Each day is unique. There is much that seems unchanged from day to day…the numbness, the pain, the lack of sleep. What does change each day is my attitude, my emotions, my perspective and outlook, my fears and doubts, my confidence. Yesterday was a gloomy day. Today is brighter. This journey through injury is not one I wanted to ever travel, but here I am. Today I feel some hope that I will get through this to be better and stronger than before. Today I feel hopeful that I will look back at this time and say that it was the best thing that ever happened. I might not feel the same way tomorrow, but I am going to grab hold of today’s hopefulness and drag it along with me through each new day like a toddler’s favourite blanket. I can focus on the good, the small steps forward, and wrap myself up in that blanket of hope on the days when nothing seems right in my world.
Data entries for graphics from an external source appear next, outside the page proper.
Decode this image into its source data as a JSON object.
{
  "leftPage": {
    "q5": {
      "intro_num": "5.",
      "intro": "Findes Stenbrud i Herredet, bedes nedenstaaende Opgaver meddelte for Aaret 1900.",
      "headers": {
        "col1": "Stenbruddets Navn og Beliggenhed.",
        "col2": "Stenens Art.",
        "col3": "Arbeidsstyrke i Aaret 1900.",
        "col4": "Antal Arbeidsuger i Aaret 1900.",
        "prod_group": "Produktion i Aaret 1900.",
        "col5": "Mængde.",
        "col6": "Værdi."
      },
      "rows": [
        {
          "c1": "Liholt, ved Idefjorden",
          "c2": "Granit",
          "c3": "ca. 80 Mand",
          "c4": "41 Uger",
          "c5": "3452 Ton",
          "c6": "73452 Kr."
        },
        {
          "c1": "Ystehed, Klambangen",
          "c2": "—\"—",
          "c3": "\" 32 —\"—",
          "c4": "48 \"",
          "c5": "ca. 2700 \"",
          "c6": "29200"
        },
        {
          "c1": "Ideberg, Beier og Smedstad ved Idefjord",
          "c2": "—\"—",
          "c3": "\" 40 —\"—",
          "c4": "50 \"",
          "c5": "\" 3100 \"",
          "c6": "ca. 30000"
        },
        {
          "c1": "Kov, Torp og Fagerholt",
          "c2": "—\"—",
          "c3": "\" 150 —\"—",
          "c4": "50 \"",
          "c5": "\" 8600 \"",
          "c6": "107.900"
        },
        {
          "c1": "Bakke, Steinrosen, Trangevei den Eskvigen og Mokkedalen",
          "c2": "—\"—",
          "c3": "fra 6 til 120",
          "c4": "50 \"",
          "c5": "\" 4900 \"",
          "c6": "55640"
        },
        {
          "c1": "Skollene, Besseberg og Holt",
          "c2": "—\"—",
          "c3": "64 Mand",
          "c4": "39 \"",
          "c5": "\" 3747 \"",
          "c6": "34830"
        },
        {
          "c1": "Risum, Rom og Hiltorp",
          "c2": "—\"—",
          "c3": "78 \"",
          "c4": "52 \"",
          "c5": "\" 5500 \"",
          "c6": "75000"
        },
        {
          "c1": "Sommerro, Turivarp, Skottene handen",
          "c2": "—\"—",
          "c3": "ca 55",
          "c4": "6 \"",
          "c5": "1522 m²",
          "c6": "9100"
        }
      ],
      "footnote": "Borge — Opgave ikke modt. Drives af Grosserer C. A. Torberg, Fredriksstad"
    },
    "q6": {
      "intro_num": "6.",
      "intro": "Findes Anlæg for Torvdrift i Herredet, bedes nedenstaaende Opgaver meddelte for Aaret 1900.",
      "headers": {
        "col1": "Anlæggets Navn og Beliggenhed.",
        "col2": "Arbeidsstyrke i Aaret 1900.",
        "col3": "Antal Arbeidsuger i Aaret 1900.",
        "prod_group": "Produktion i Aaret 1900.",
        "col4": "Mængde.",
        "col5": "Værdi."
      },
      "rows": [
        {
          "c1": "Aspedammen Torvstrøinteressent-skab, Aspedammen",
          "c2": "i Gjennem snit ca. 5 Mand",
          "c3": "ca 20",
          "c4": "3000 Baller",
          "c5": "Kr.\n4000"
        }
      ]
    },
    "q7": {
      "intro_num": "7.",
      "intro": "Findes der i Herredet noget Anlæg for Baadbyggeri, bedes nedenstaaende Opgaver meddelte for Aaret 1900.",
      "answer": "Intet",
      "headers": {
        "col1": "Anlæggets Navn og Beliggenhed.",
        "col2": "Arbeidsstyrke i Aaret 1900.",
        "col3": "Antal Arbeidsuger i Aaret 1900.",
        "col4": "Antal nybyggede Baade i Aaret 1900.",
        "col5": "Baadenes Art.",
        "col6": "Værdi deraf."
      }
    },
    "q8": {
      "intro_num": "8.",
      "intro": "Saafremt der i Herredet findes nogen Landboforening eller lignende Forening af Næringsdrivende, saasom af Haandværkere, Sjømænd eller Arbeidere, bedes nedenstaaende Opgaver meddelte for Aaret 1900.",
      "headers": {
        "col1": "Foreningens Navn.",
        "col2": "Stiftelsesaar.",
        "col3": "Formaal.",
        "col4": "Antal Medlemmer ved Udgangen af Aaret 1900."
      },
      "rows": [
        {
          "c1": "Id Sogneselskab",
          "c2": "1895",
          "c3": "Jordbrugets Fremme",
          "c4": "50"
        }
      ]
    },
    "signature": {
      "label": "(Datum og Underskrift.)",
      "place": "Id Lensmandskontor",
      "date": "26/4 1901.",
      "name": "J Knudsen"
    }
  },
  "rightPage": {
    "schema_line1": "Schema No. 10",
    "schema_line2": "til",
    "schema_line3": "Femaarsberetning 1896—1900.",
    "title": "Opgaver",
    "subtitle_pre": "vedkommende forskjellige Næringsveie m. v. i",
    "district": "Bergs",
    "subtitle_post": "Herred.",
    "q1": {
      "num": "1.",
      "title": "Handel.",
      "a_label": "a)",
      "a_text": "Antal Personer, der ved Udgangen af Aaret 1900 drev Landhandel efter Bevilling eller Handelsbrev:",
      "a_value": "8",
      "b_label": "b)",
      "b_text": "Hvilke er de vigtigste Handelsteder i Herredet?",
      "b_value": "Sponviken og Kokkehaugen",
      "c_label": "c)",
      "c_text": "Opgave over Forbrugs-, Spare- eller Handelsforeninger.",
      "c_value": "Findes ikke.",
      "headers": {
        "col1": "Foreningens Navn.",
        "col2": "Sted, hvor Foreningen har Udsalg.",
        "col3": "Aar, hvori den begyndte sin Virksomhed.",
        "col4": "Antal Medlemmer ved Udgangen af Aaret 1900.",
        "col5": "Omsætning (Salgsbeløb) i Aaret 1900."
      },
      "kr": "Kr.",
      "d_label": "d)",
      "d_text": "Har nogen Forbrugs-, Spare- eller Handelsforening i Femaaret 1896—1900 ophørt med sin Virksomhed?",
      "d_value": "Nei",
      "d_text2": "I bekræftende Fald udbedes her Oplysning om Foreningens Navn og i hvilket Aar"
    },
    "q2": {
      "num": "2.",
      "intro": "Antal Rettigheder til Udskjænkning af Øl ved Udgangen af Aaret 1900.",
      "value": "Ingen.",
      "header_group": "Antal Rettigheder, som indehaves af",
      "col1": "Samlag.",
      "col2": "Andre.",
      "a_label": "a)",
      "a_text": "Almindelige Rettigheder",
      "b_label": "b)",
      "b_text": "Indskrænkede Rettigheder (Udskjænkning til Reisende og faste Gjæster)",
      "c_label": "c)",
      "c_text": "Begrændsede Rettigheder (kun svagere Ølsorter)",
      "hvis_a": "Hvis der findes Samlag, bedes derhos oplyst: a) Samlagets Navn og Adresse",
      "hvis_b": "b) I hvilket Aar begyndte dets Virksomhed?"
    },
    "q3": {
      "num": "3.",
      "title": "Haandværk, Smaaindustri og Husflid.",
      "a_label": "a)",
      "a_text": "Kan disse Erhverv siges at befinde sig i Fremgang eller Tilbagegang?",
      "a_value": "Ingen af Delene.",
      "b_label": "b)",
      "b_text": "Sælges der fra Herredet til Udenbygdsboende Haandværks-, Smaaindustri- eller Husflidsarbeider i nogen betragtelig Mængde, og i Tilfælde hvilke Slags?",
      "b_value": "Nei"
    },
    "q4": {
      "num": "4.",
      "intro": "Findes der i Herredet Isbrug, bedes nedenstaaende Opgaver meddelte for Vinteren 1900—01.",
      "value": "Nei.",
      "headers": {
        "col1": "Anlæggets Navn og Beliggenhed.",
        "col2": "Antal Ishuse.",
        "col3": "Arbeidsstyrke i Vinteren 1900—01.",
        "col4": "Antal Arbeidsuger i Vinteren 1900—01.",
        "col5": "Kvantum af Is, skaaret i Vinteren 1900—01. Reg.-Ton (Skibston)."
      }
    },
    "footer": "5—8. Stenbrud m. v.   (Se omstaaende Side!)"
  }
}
10. If you could go back to last January 1, what suggestions would you give your past self?

There is a saying about hindsight being 20/20, and it is usually true. Looking back we can more easily discern the wisdom (or lack of) in our decisions and actions. We can see more clearly the hazards that laid in wait for us, and we can quickly see the alternate routes that we should have taken in our quest to get ahead in this game of life. There are occasions though when our ability to look into the past is hampered by the limitations of memory. Maybe we don’t want to remember or perhaps the occasion was not sufficient to cement itself at the forefront of our memories. Such things are seldom lost forever, but they take a fair bit of time and patient coaxing to draw them out of the depths where they reside. As I prepare to answer the question that leads off this blog post, I know that forgotten memories will rise to the surface at random moments after I have finished this post. No matter how much time I spend on reflection, my memories will always shift and shimmer in unpredictable patterns.

So, if I could go back to January 1, 2017, what advice would I give myself?

  • Do not hang out in a body weight squat for 5 minutes! Probably not even for 2 minutes!
  • Take more time off than just a long weekend for our anniversary vacation.
  • You’re going to lose some friends. It won’t make sense and it will hurt, but you will be okay.
  • Yeah, losing some friends is going to cause a bunch of insecurities to bubble to the surface, but don’t let those insecurities change the shape of your character. You know who you are and who you are not. You also have people in your life who also know who you are and who you are not; trust them.
  • You might have a disappointing competition experience. This would be unfamiliar to you, but it is a normal part of being an athlete or competitor. Sometimes you win, sometimes you lose. Sometimes you win but still have a sub-par performance or injuries. It’s okay to be frustrated and disappointed, but you are strong enough to pick yourself up and move on.
  • You know how you want to try stand up paddleboarding? Just do it!
  • When you see the really good deal on Christmas tree lights, don’t be afraid of buying too many! You know that the ones you have are old and in need of replacing. Buy more than you think you will need, because you don’t want to have to mix a couple strands of newer cool white lights with strands of older yellowish white lights!
  • When you herniate your disc and your boss asks if you want to take a leave of absence, do it. Forget about your pride and propensity for people pleasing. Do not think that gritting your teeth, digging fingernails into palms, and choking back tears are satisfactory means of surviving a shift at work!
  • Get a zero gravity chair! It beats sprawling on the living room floor when sitting is too painful. Trust me…you’ll need it a lot this year!
  • Wear the bikini. Spend more time in the backyard pool.
  • Regardless of what comes at you remember this…you are brave, you are strong, you are thoughtful, you are kind, you are loving, you are trustworthy, you are enough!